Fibronectin And Laminin Are Related To Malignant Properties Of Tumor Through Affecting Mesenchyme In Esophageal Squamous Cell Carcinoma

Non-collagenous extracellular matrix fibronectin (FN) and laminin (LN) located on the epithelial basement membranes were deemed to prevent tumor cells from invading interstitial substance. Whereas emerging evidences bring to our attention in the process their crucial roles of promoting evolution in several tumors. We investigated the fibronectin and laminin expression in esophageal squamous cell carcinoma (ESCC) tissues, as well as their associations with the densities of microvessels and stromal myofibroblasts (MFs) in tumor mesenchyme, finally analyzed their clinical significance. 53 tumor specimens were collected.

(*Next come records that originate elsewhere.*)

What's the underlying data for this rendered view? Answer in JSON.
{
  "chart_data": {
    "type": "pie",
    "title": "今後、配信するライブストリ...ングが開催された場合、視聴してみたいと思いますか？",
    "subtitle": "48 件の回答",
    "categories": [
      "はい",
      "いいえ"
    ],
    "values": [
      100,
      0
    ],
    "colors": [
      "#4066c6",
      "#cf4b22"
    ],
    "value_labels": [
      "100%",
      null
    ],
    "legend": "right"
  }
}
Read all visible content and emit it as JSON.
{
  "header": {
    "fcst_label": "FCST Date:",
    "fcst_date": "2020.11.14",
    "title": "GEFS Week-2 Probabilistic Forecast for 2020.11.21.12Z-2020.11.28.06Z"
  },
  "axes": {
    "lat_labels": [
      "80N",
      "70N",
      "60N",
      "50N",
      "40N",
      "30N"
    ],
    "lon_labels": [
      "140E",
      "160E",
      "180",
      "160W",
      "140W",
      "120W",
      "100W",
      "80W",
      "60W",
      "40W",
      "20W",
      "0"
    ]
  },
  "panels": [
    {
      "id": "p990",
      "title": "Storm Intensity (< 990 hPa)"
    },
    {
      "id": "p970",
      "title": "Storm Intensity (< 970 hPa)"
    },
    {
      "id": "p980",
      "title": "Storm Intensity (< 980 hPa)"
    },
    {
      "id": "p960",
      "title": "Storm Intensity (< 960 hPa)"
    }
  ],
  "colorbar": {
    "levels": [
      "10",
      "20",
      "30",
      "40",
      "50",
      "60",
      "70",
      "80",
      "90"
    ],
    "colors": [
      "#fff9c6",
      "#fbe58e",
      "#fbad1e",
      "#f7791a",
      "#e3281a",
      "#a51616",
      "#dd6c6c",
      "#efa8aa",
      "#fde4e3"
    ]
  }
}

Immunohistochemistry was performed to detect the levels of fibronectin and laminin expression in tumor tissues, and the densities of microvessels and stromal myofibroblasts in tumor mesenchyme. The fibronectin and laminin expression in ESCC tissues were conspicuously abundant. Fibronectin upregulation was proportionate to high microvessels density (MVD) (P = 0.008) and plentiful stromal myofibroblasts (P = 0.016). Analogously, laminin expression had positive relationships with MVD (P = 0.039) and quantity of stromal myofibroblasts (P = 0.023). Their respective associations with TNM stage (FN: P = 0.000, LN: P = 0.004) and venous invasion (FN: P = 0.002, LN: P = 0.011) were verified to be intimate. Moreover, survival analyses revealed statistical discrepancies between outcomes of the patients with negative/weak/moderate and strong expression patterns of both fibronectin and laminin, however their values of predicting prognosis independently were skeptical. We proposed that the upregulated fibronectin and laminin in ESCC tissues were related to the malignant properties of tumor through establishing a permissive environment for tumor invasion and metastasis.